Опять слабо усмехнулся, усмехнулся тщете жизни, тщете гордости и великолепия, тщете блеска и мишуры, славы, денег — всё отступает: слава, любовь, деньги, все отступает, навсегда отступает. Покачал, как и она, головой, желая сказать, что его любовь не отступает, и будучи не в силах произнести что-нибудь сейчас. Минуту отдыхал, приготовляясь сказать, сказал:
— Деньги…
Они обе непроизвольно придвинулись к нему.
— Пошли… к батюшке… кого-нибудь… надежного… пошли… Ты… Ты будешь Елизавета Вторая… Елизавета… Великая…
— Нет, нет, я не желаю, — и вновь голос надломился. — С этим покончено. — На мгновение голос её отвердел, чтобы вновь, в который раз, сломаться: — Думай о нашей любви. Милый, думай только о нашей любви!

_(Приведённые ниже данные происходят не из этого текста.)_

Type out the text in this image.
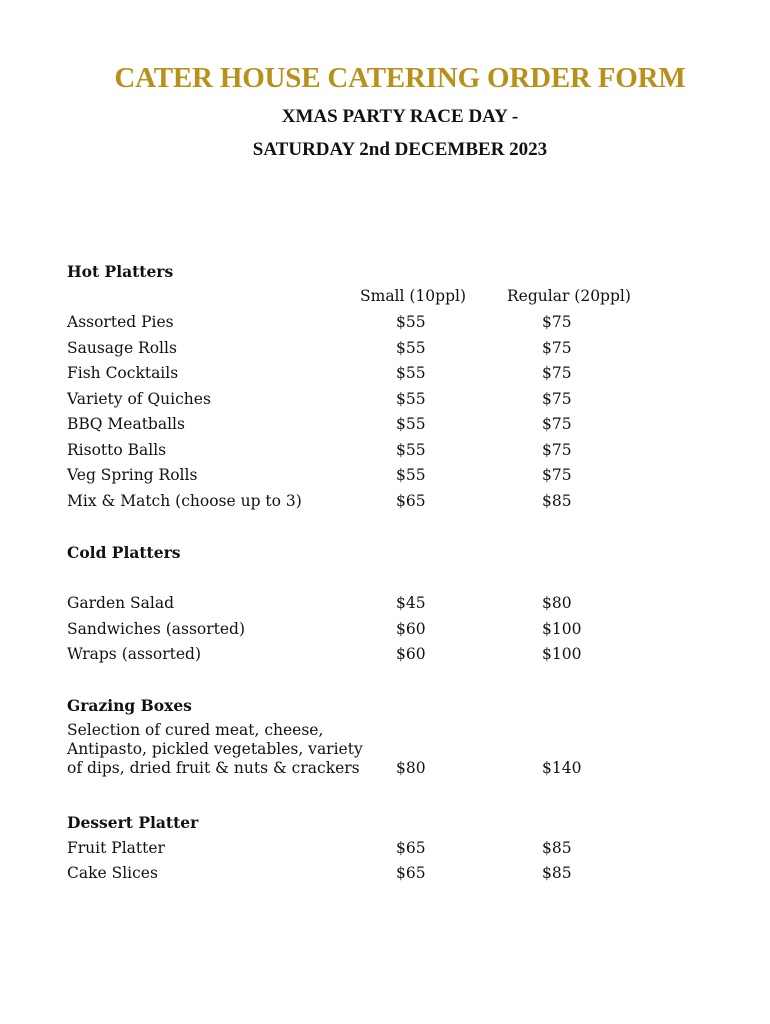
CATER HOUSE CATERING ORDER FORM
XMAS PARTY RACE DAY -
SATURDAY 2nd DECEMBER 2023
Hot Platters
Small (10ppl)	Regular (20ppl)
Assorted Pies	$55	$75
Sausage Rolls	$55	$75
Fish Cocktails	$55	$75
Variety of Quiches	$55	$75
BBQ Meatballs	$55	$75
Risotto Balls	$55	$75
Veg Spring Rolls	$55	$75
Mix & Match (choose up to 3)	$65	$85
Cold Platters
Garden Salad	$45	$80
Sandwiches (assorted)	$60	$100
Wraps (assorted)	$60	$100
Grazing Boxes
Selection of cured meat, cheese,
Antipasto, pickled vegetables, variety
of dips, dried fruit & nuts & crackers	$80	$140
Dessert Platter
Fruit Platter	$65	$85
Cake Slices	$65	$85
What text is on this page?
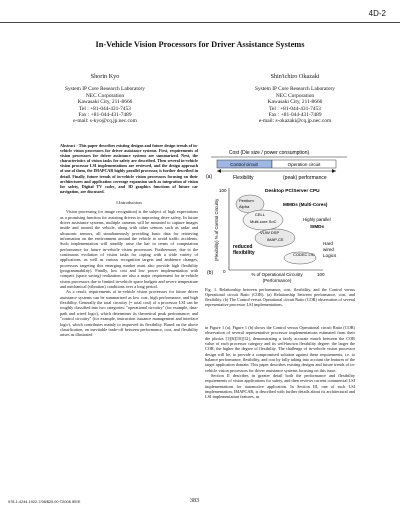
4D-2
In-Vehicle Vision Processors for Driver Assistance Systems
Shorin Kyo
System IP Core Research Laboratory
NEC Corporation
Kawasaki City, 211-8666
Tel : +81-044-431-7453
Fax : +81-044-431-7489
e-mail: s-kyo@cq.jp.nec.com
Shin'ichiro Okazaki
System IP Core Research Laboratory
NEC Corporation
Kawasaki City, 211-8666
Tel : +81-044-431-7453
Fax : +81-044-431-7489
e-mail: s-okazaki@cq.jp.nec.com

Abstract - This paper describes existing designs and future design trends of in-vehicle vision processors for driver assistance systems. First, requirements of vision processors for driver assistance systems are summarized. Next, the characteristics of vision tasks for safety are described. Then several in-vehicle vision processor LSI implementations are reviewed, and the design approach of one of them, the IMAPCAR highly parallel processor, is further described in detail. Finally, future trends of in-vehicle vision processors focusing on their architectures and application coverage expansion such as integration of vision for safety, Digital TV codec, and 3D graphics functions of future car navigation, are discussed.

I.Introduction

Vision processing (or image recognition) is the subject of high expectations as a promising function for assisting drivers in improving drive safety. In future driver assistance systems, multiple cameras will be mounted to capture images inside and around the vehicle, along with other sensors such as radar and ultrasonic sensors, all simultaneously providing basic data for retrieving information on the environment around the vehicle to avoid traffic accidents. Such implementation will steadily raise the bar in terms of computation performance for future in-vehicle vision processors. Furthermore, due to the continuous evolution of vision tasks for coping with a wide variety of applications, as well as various recognition targets and ambience changes, processors targeting this emerging market must also provide high flexibility (programmability). Finally, low cost and low power implementation with compact (space saving) realization are also a major requirement for in-vehicle vision processors due to limited in-vehicle space budgets and severe temperature and mechanical (vibration) conditions over a long period.

As a result, requirements of in-vehicle vision processors for future driver assistance systems can be summarized as low cost, high performance, and high flexibility. Generally the total circuitry (= total cost) of a processor LSI can be roughly classified into two categories: "operational circuitry" (for example, data-path and wired logic), which determines its theoretical peak performance; and "control circuitry" (for example, instruction issuance management and interface logic), which contributes mainly to improved its flexibility. Based on the above classification, an inevitable trade-off between performance, cost, and flexibility arises as illustrated

Cost (Die size / power consumption)
(a)
Control circuit	Operation circuit
Flexibility	(peak) performance
100
0
100
(Flexibility) % of Control Circuitry
% of Operational Circuitry
(Performance)
(b)
Desktop PC/Server CPU
Pentium
Alpha	MIMDs (Multi-Cores)
CELL
Multi-core SoC	Highly parallel
VLIW DSP
IMAP-CE
SIMDs
reduced
flexibility
Hard
wired
Logics
CODEC LSI
Fig. 1. Relationship between performance, cost, flexibility, and the Control versus Operational circuit Ratio (COR). (a) Relationship between performance, cost, and flexibility. (b) The Control versus Operational circuit Ratio (COR) observation of several representative processor LSI implementations.

in Figure 1 (a). Figure 1 (b) shows the Control versus Operational circuit Ratio (COR) observation of several representative processor implementations estimated from their die photos [1][6][10][12], demonstrating a fairly accurate match between the COR value of each processor category and its well-known flexibility degree: the larger the COR, the higher the degree of flexibility. The challenge of in-vehicle vision processor design will be, to provide a compromised solution against these requirements, i.e. to balance performance, flexibility, and cost by fully taking into account the features of the target application domain. This paper describes existing designs and future trends of in-vehicle vision processors for driver assistance systems focusing on this issue.

Section II describes in greater detail both the performance and flexibility requirements of vision applications for safety, and then reviews current commercial LSI implementations for automotive application. In Section III, one of such LSI implementation, IMAPCAR, is described with further details about its architectural and LSI implementation features, as

978-1-4244-1922-7/08/$25.00 ©2008 IEEE	383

Улыбка высветлила его почерневшие щёки — видел, будто бы видел сейчас коронацию новой государыни, торжественный проход кавалергардов — первая шеренга, в которой проходил сам Охотников, с пиками и флюгерами, — видел салют, пороховые дымки, вырывающиеся из жерла каждого орудия при холостом залпе, видел, а слышать уже не мог, слух отказал.

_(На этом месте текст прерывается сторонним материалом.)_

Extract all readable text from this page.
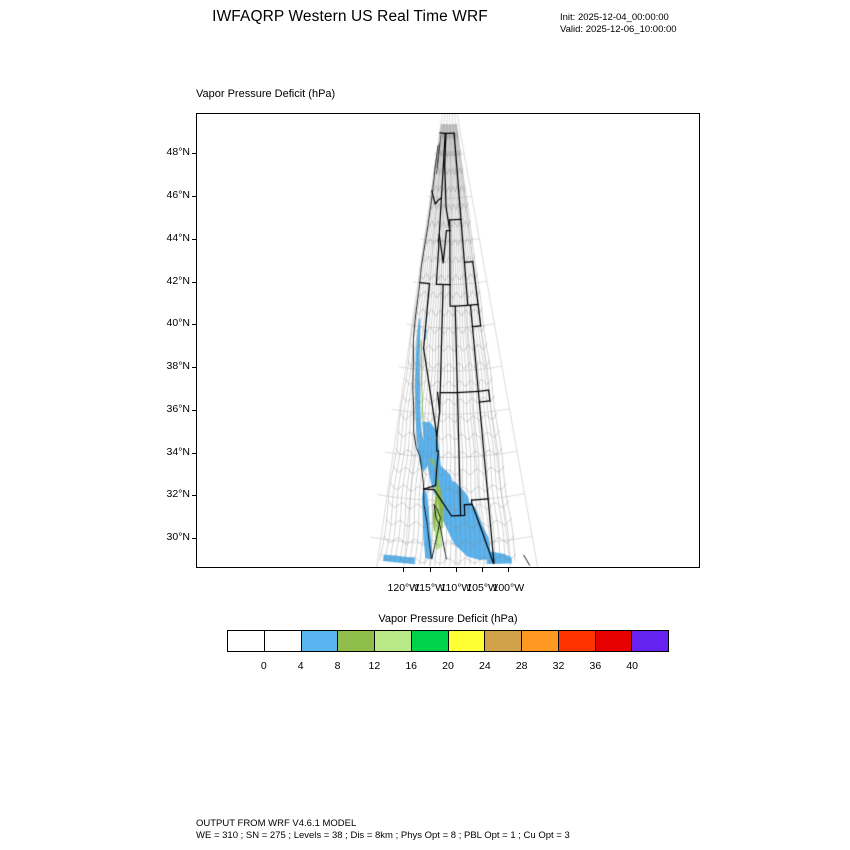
IWFAQRP Western US Real Time WRF	Init: 2025-12-04_00:00:00
Valid: 2025-12-06_10:00:00
Vapor Pressure Deficit (hPa)
30°N
32°N
34°N
36°N
38°N
40°N
42°N
44°N
46°N
48°N
120°W
115°W
110°W
105°W
100°W
Vapor Pressure Deficit (hPa)
0	4	8	12 16 20 24 28 32 36 40
OUTPUT FROM WRF V4.6.1 MODEL
WE = 310 ; SN = 275 ; Levels = 38 ; Dis = 8km ; Phys Opt = 8 ; PBL Opt = 1 ; Cu Opt = 3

— Поцелуй… меня… Нет… — ещё успел почувствовать прикосновение ледяных губ. — Там… поцелуй… Так., хочу уйти — с тобой…
Он всегда умирал, когда в миг высшего наслаждения это извержение сил всё-таки происходило, когда она делала это, сильно сглатывала, принимая в себя его сконцентрированные в струе силу, любовь и нежность; говорила каждый раз по-немецки, обычно говорила по-русски с ним, но в этот миг всегда произносила по-немецки: «Strasburger Toertchen… О, so suess… Strasburger Toertchen.»[34] A он умирал, бессильно откидывался на спину, весь перелившийся в нее, умирал, на несколько секунд умирал, прежде чем вновь с её помощью возвратиться к жизни, сначала ощущая растворённый в воздухе запах её духов, потом чувствуя у себя на животе её ногу — он открывал глаза и видел блестевшие на солнце тончайшие золотые волоски на её ноге, такие же, как и вокруг её сладкого розового лона, которое резко пахло сейчас мускусом. Потом она вновь говорила, что он — самое сладкое страсбургское пирожное, по-русски говорила, ещё двигаясь лицом меж его ног, потом, словно бы с сожалением, она, невыразимо прекрасно выставляясь и прогибаясь в пояснице, медленно переворачивалась, подставляя замурзанные щёки и перемазанные губы под его поцелуи.